Break-up begins at Four Seasons with £100m sale

Britain’s second largest care home operator is being broken up with the sale of a group of hospitals for up to £100million.

Four Seasons collapsed last year under the weight of its debt and is now being run by administrators Alvarez & Marsal. City sources said the turnaround specialist had asked financiers from consultancy BDO to find a buyer for 11 or 12 hospitals from Four Seasons’ Huntercombe division, which looks after people with mental illnesses, learning disabilities and brain injuries.

Bankers said the batch of specialist care hospitals could change hands for between £70million and £100million, as they generate about £5million a year in profit.

Britain’s second largest care home operator is being broken up with the sale of a group of hospitals for up to £100million (stock image)

The sale would be the first step in breaking up the Four Seasons empire since the company went into administration in April last year, and will raise concerns among the families of residents and patients that they may face being moved to other homes or hospitals. 

The care home sector has come under huge pressure from rises in the minimum wage pushing up costs, and a fall in funding for residents from cash-strapped councils. Alvarez & Marsal is trying to restructure Four Seasons and is understood to be negotiating with landlords of its properties for lower rents.

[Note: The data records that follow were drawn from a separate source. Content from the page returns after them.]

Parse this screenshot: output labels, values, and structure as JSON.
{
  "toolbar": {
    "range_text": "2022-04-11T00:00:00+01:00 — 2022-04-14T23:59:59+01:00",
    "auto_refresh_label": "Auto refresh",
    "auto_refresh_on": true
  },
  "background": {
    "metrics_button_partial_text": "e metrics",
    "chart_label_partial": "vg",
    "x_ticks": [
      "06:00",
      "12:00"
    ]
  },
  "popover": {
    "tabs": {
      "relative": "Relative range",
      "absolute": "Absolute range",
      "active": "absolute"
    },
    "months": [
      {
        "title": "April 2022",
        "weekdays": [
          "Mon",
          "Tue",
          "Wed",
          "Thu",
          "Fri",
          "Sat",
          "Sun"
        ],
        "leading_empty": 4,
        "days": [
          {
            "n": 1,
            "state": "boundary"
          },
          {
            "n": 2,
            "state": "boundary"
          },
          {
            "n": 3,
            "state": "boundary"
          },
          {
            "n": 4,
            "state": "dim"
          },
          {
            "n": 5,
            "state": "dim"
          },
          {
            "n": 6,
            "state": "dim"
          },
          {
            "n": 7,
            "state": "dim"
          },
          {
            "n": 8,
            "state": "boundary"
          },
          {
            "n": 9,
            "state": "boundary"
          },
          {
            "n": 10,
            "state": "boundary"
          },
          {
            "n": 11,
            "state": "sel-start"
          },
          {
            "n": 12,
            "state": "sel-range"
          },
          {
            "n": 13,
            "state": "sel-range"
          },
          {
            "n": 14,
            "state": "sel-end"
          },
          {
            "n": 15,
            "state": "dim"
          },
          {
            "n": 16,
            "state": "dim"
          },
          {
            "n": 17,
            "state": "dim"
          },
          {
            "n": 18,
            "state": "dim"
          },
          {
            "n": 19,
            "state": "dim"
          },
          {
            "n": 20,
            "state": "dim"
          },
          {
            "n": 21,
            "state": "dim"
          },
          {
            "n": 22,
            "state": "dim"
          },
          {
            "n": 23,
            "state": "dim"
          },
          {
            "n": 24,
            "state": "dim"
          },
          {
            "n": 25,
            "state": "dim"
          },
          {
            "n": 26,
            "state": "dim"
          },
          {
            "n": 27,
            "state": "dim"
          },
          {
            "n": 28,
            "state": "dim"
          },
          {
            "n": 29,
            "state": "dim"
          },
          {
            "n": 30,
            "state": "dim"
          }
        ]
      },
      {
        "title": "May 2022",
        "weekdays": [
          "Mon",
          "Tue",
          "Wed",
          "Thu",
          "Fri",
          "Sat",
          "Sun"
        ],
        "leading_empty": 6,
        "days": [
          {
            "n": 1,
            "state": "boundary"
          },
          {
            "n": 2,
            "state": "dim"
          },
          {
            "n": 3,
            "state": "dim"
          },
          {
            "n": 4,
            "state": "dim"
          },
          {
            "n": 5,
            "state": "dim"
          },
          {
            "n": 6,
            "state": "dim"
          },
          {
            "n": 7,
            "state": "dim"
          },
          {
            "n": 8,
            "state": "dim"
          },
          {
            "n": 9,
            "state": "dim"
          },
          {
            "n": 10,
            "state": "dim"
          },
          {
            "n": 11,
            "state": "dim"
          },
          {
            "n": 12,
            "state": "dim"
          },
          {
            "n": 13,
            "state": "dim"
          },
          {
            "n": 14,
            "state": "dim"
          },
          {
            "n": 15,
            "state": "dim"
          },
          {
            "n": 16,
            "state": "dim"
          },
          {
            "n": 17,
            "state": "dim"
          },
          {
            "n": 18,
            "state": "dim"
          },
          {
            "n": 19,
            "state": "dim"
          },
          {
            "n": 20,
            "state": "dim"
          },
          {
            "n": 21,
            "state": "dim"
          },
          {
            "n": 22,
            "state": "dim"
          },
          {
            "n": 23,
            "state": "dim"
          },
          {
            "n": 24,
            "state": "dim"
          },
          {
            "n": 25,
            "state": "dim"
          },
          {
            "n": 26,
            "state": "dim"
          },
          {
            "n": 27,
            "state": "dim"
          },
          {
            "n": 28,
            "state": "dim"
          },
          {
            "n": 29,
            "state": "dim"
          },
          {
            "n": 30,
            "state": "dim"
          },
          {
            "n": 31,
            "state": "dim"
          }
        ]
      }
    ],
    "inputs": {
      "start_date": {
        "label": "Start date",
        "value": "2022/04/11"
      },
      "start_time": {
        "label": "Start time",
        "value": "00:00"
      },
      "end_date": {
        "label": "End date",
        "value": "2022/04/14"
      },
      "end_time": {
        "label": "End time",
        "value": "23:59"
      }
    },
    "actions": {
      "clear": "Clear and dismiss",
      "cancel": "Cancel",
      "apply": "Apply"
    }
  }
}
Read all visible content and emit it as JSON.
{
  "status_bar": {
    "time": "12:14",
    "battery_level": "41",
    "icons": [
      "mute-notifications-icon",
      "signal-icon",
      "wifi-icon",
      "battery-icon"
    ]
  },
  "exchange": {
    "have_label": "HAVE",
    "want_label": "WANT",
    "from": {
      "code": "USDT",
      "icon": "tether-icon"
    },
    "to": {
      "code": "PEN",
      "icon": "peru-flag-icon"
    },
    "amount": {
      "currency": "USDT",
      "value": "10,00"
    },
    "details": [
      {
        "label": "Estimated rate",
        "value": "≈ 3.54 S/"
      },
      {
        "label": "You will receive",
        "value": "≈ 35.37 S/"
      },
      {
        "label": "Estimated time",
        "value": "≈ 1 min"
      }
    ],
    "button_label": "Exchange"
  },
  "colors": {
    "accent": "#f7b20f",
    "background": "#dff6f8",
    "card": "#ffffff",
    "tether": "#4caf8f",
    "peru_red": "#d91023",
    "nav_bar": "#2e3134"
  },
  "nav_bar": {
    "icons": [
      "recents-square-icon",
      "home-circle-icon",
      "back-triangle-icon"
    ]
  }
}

The running of more than 40 care homes has been taken over by other care home operators as part of the restructuring negotiations.

It is understood Four Seasons and the landlords took this decision to ensure that residents did not have to move.

A handful of homes have been closed, with local authorities stepping in to find alternative accommodation for residents.

But sources said the closures were not directly connected to the company’s administration.

Four Seasons was started by former hotelier Robert Kilgour, who now runs the Renaissance care home chain in Scotland, in 1988. 

His venture came as Prime Minister Margaret Thatcher forced local authorities to allow private companies to run social care services.

In 2012, private equity tycoon Guy Hands bought the business for £825million through his firm Terra Firma Capital Partners. Hands injected £390million of capital, but failed to bring down the company’s debt burden, which ultimately led to its downfall.

In 2015, American hedge fund H/2 Capital Partners began buying the company’s loans and eventually became the group’s largest creditor. 

H/2 is a Connecticut-based hedge fund run by Spencer Haber, who made his fortune in the 1990s as a property dealmaker at the now defunct New York bank Lehman Brothers.

He took control of Four Seasons from Hands after it failed to meet a £26million debt interest payment in 2017. 

Then, on April 30 last year, the group’s holding company fell into administration. H/2 Capital remains its majority creditor.

Four Seasons declined to comment on the sale of the hospitals.